Details
-
Bug
-
Status: Stalled (View Workflow)
-
Major
-
Resolution: Unresolved
-
10.3.31, 10.4.21, 10.5.12, 10.6.4
-
None
Description
After a MariaDB/galera node starts, it will do IST/SST but if latter an invalid variable is found it will crash as can be seen from the log:
2021-10-27 18:56:33 0 [Note] WSREP: Loading provider /usr/lib64/galera-4/libgalera_smm.so initial position: 08260eb4-3755-11ec-9a25-86269a5f3dc7:151
|
2021-10-27 18:56:33 0 [Note] WSREP: wsrep_load(): loading provider library '/usr/lib64/galera-4/libgalera_smm.so'
|
2021-10-27 18:56:33 0 [Note] WSREP: wsrep_load(): Galera 26.4.9(r819f29c) by Codership Oy <info@codership.com> loaded successfully.
|
...
|
2021-10-27 18:56:34 0 [Note] WSREP: Joiner monitor thread started to monitor
|
2021-10-27 18:56:34 0 [Note] WSREP: Running: 'wsrep_sst_rsync --role 'joiner' --address '10.202.236.218' --datadir '/var/lib/mysql/' --parent '23191' --mysqld-args --wsrep_start_position=08260eb4-3755-11ec-9a25-86269a5f3dc7:151'
|
2021-10-27 18:56:34 1 [Note] WSREP: ####### IST uuid:00000000-0000-0000-0000-000000000000 f: 0, l: 153, STRv: 3
|
2021-10-27 18:56:34 1 [Note] WSREP: IST receiver addr using tcp://10.202.236.218:4568
|
2021-10-27 18:56:34 1 [Note] WSREP: Prepared IST receiver for 0-153, listening at: tcp://10.202.236.218:4568
|
2021-10-27 18:56:34 0 [Note] WSREP: Member 0.0 (node1) requested state transfer from '*any*'. Selected 1.0 (node2)(SYNCED) as donor.
|
...
|
021-10-27 18:56:37 0 [ERROR] /usr/sbin/mariadbd: unknown option '--enforce_gtid_consistency'
|
2021-10-27 18:56:37 0 [ERROR] Aborting
|
terminate called after throwing an instance of 'wsrep::runtime_error'
|
what(): State wait was interrupted
|
211027 18:56:37 [ERROR] mysqld got signal 6 ;
|
It can be seen that one invalid variable was found on the my.cnf file, but the server aborted AFTER doing the entire SST process which can take long.

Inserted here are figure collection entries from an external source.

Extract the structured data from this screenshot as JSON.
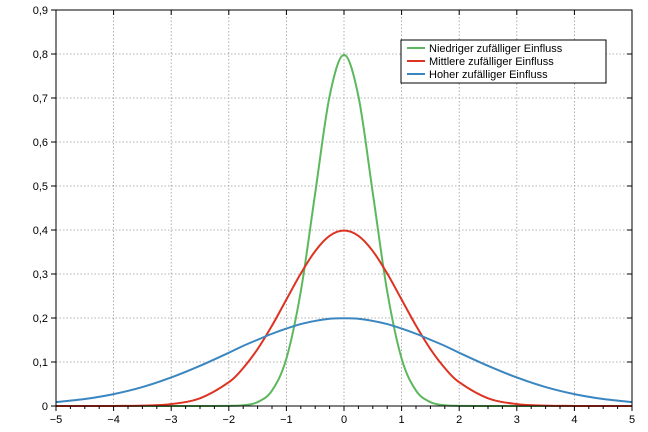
{
  "chart_data": {
    "type": "line",
    "title": "",
    "xlabel": "",
    "ylabel": "",
    "xlim": [
      -5,
      5
    ],
    "ylim": [
      0,
      0.9
    ],
    "grid": true,
    "legend_position": "top-right",
    "x_ticks": [
      -5,
      -4,
      -3,
      -2,
      -1,
      0,
      1,
      2,
      3,
      4,
      5
    ],
    "x_tick_labels": [
      "−5",
      "−4",
      "−3",
      "−2",
      "−1",
      "0",
      "1",
      "2",
      "3",
      "4",
      "5"
    ],
    "y_ticks": [
      0,
      0.1,
      0.2,
      0.3,
      0.4,
      0.5,
      0.6,
      0.7,
      0.8,
      0.9
    ],
    "y_tick_labels": [
      "0",
      "0,1",
      "0,2",
      "0,3",
      "0,4",
      "0,5",
      "0,6",
      "0,7",
      "0,8",
      "0,9"
    ],
    "x": [
      -5,
      -4.5,
      -4,
      -3.5,
      -3,
      -2.5,
      -2,
      -1.75,
      -1.5,
      -1.25,
      -1,
      -0.75,
      -0.5,
      -0.25,
      0,
      0.25,
      0.5,
      0.75,
      1,
      1.25,
      1.5,
      1.75,
      2,
      2.5,
      3,
      3.5,
      4,
      4.5,
      5
    ],
    "series": [
      {
        "name": "Niedriger zufälliger Einfluss",
        "color": "#5cb85c",
        "values": [
          0,
          0,
          0,
          0,
          0,
          0,
          0.0003,
          0.0017,
          0.0089,
          0.035,
          0.108,
          0.2605,
          0.4839,
          0.7041,
          0.7979,
          0.7041,
          0.4839,
          0.2605,
          0.108,
          0.035,
          0.0089,
          0.0017,
          0.0003,
          0,
          0,
          0,
          0,
          0,
          0
        ]
      },
      {
        "name": "Mittlere zufälliger Einfluss",
        "color": "#dd3322",
        "values": [
          1.5e-06,
          1.6e-05,
          0.000134,
          0.000873,
          0.0044,
          0.0175,
          0.054,
          0.0863,
          0.1295,
          0.1826,
          0.242,
          0.3011,
          0.3521,
          0.3867,
          0.3989,
          0.3867,
          0.3521,
          0.3011,
          0.242,
          0.1826,
          0.1295,
          0.0863,
          0.054,
          0.0175,
          0.0044,
          0.000873,
          0.000134,
          1.6e-05,
          1.5e-06
        ]
      },
      {
        "name": "Hoher zufälliger Einfluss",
        "color": "#3a86c0",
        "values": [
          0.0088,
          0.0158,
          0.027,
          0.0431,
          0.0648,
          0.0913,
          0.121,
          0.1367,
          0.1506,
          0.1642,
          0.176,
          0.1862,
          0.1933,
          0.1983,
          0.1995,
          0.1983,
          0.1933,
          0.1862,
          0.176,
          0.1642,
          0.1506,
          0.1367,
          0.121,
          0.0913,
          0.0648,
          0.0431,
          0.027,
          0.0158,
          0.0088
        ]
      }
    ]
  }
}
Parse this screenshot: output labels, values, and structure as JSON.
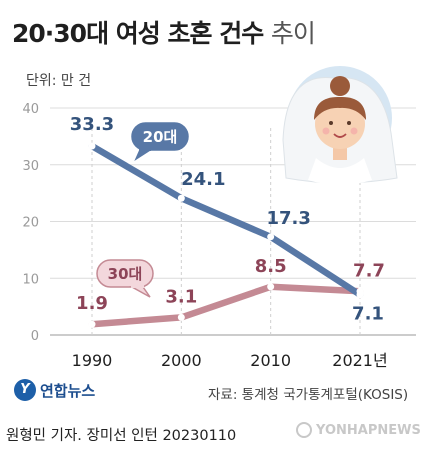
{
  "title_main": "20·30대 여성 초혼 건수",
  "title_suffix": "추이",
  "unit_label": "단위: 만 건",
  "source": "자료: 통계청 국가통계포털(KOSIS)",
  "logo_mark": "Y",
  "logo_name": "연합뉴스",
  "credit": "원형민 기자. 장미선 인턴  20230110",
  "watermark": "YONHAPNEWS",
  "colors": {
    "series_20s": "#5878a6",
    "series_30s": "#c48a94",
    "label_20s_text": "#34537c",
    "label_30s_text": "#8d4458",
    "bubble_20s_fill": "#5878a6",
    "bubble_30s_fill": "#f3d7dc",
    "bubble_30s_stroke": "#c48a94"
  },
  "chart_data": {
    "type": "line",
    "title": "20·30대 여성 초혼 건수 추이",
    "ylabel": "단위: 만 건",
    "categories": [
      "1990",
      "2000",
      "2010",
      "2021년"
    ],
    "ylim": [
      0,
      40
    ],
    "yticks": [
      "0",
      "10",
      "20",
      "30",
      "40"
    ],
    "grid": true,
    "series": [
      {
        "name": "20대",
        "values": [
          33.3,
          24.1,
          17.3,
          7.1
        ],
        "labels": [
          "33.3",
          "24.1",
          "17.3",
          "7.1"
        ]
      },
      {
        "name": "30대",
        "values": [
          1.9,
          3.1,
          8.5,
          7.7
        ],
        "labels": [
          "1.9",
          "3.1",
          "8.5",
          "7.7"
        ]
      }
    ]
  }
}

Not only the server abort might be missed if the SST process is left running overnight, but also when you remove the invalid variable and restart MariaDB once again, SST might need to execute again, taking again a long time.
To reproduce just create a 2/3 node galera cluster and put some invalid variable name on the config file under [mysqld]
Generally, it's not possible to detect invalid parameters before SST. The thing is, invalid parameters can only be detected after all plugins (storage engines are plugins too) are loaded — that is, after server knows what parameters are valid plugin parameters. And SST can copy InnoDB files, so it needs to be done before InnoDB is loaded.
If you use "mysqldump" SST method, that doesn't copy files, you'll likely see "invalid option" error first (but I didn't try it).